A new lawsuit accuses the Securities and Exchange Commission (SEC) of unlawfully gathering data on every citizen who invests in the stock market. The lawsuit, spearheaded by the National Center for Public Policy Research, alleges the SEC is overstepping its authority through its Consolidated Audit Trail (CAT) program.
The program, according to the lawsuit, mandates brokers, exchanges, clearing agencies, and alternative trading systems to collect and transmit extensive personal data from every investor’s trades in US markets to a centralized database. It describes CAT as a “shocking arrogation of power to impose dystopian surveillance, suspicionless seizures, and real or potential searches on millions of American investors.”
The NCLA claims that the SEC is collecting this data without congressional authorization and in violation of the Fourth Amendment, which protects against unreasonable government searches and seizures of private information.
“Historically, a government that wished to track its citizens had to devote large resources to having them followed. That is no longer the case: modern surveillance tools enable mass tracking of individuals’ every movement, every transaction, every purchase, sale, or transfer of securities at low cost while powerful computer algorithms can process that information to reveal personal and private details of each person’s financial life or investment strategy,” the lawsuit reads.

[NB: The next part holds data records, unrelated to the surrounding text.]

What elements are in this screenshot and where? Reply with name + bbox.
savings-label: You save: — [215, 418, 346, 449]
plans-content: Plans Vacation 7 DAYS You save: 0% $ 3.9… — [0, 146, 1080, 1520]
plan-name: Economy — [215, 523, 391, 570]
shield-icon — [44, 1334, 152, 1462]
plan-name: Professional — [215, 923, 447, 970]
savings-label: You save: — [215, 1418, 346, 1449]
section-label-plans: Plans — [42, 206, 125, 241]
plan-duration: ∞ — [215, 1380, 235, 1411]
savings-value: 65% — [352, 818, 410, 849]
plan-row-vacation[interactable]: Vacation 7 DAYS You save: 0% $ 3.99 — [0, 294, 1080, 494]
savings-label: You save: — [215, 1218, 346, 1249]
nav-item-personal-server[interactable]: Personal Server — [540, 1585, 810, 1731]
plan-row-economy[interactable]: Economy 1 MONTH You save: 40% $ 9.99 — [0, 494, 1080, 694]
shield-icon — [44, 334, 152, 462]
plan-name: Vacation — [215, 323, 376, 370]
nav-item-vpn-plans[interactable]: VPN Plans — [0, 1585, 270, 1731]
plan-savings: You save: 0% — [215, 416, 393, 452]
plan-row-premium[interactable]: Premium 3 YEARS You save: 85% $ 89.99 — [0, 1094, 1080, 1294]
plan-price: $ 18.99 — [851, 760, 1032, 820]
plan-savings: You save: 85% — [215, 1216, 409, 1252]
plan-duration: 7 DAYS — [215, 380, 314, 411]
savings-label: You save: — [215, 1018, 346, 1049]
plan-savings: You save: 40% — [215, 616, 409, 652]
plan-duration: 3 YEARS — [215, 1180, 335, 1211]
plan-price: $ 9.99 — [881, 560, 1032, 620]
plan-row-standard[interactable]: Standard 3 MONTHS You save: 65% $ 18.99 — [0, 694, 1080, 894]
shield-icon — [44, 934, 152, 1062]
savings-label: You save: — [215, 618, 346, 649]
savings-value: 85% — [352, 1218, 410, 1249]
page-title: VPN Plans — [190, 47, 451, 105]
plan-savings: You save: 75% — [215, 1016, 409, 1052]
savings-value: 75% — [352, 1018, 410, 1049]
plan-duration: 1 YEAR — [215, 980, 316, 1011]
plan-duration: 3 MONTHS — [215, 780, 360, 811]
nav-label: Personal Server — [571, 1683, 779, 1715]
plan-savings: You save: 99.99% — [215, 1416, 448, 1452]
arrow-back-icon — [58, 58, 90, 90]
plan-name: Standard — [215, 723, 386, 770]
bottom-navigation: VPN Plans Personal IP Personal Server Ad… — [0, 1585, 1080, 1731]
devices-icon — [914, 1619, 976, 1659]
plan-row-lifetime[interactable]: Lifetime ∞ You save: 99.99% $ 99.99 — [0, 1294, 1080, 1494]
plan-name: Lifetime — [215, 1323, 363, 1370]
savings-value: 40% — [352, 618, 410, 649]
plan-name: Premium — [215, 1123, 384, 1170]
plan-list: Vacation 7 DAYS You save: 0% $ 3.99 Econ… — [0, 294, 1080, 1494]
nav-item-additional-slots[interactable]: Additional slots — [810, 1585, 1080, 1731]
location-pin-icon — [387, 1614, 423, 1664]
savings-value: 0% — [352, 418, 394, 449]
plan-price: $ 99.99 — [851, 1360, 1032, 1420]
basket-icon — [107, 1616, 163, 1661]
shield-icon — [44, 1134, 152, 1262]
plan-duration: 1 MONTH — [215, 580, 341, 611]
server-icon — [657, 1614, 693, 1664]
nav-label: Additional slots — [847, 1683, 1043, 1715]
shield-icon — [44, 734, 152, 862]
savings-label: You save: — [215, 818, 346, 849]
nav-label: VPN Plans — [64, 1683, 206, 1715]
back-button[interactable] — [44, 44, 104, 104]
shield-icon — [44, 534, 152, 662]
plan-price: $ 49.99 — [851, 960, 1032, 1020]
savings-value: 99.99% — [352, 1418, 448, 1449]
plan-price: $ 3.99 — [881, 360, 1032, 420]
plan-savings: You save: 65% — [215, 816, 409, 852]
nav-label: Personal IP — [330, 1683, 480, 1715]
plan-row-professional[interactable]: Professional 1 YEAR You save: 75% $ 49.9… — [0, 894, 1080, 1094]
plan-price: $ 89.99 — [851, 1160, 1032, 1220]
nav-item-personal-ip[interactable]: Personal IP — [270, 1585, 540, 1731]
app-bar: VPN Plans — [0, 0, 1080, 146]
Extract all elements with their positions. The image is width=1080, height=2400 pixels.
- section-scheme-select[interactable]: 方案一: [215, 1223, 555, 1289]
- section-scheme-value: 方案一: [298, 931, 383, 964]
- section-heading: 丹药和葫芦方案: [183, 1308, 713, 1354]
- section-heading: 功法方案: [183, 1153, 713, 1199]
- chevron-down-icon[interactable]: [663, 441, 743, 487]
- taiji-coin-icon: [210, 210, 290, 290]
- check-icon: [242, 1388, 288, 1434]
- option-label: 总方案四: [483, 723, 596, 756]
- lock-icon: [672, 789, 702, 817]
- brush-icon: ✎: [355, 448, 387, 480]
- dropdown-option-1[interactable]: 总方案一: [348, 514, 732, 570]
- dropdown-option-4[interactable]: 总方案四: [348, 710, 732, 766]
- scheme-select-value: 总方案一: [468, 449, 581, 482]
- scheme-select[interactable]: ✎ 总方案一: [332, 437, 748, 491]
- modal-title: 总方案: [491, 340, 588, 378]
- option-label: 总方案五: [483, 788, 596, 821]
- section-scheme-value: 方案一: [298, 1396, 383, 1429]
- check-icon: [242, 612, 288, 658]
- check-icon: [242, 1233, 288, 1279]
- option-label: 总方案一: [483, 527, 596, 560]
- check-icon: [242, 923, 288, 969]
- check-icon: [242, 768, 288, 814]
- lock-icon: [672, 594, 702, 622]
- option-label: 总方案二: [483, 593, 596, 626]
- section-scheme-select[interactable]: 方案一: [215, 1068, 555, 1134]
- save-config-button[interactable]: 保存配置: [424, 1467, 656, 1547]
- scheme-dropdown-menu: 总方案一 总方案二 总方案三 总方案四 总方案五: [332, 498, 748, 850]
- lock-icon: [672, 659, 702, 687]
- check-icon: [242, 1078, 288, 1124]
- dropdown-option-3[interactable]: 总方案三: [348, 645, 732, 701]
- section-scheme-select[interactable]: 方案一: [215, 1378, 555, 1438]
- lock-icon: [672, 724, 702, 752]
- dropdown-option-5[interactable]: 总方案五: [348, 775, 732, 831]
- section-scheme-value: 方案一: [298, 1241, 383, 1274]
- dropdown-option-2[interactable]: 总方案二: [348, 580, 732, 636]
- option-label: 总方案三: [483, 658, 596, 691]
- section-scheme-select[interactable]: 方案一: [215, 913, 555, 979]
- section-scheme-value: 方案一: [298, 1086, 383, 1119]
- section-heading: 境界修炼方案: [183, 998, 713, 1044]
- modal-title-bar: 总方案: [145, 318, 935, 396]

The lawsuit further argues that the CAT program’s financing operation is without proper legal authorization as well. NCLA explains in the suit that the multibillion-dollar initiative is funded by fees the SEC collects from transactions made in the investment markets. The group says this self-funded approach is not only unlawful but it also places Americans’ financial data at “grave risk.”
“By seizing all financial data from all Americans who trade in the American exchanges, SEC arrogates surveillance powers and appropriates billions of dollars without a shred of Congressional authority — all while putting Americans’ savings and investments at grave and perpetual risk,” said NCLA senior litigation counsel Peggy Little.
“The Founders provided rock-solid protections in our Constitution to prevent just these autocratic and dangerous actions. This CAT must be ripped out, root and branch,” she added.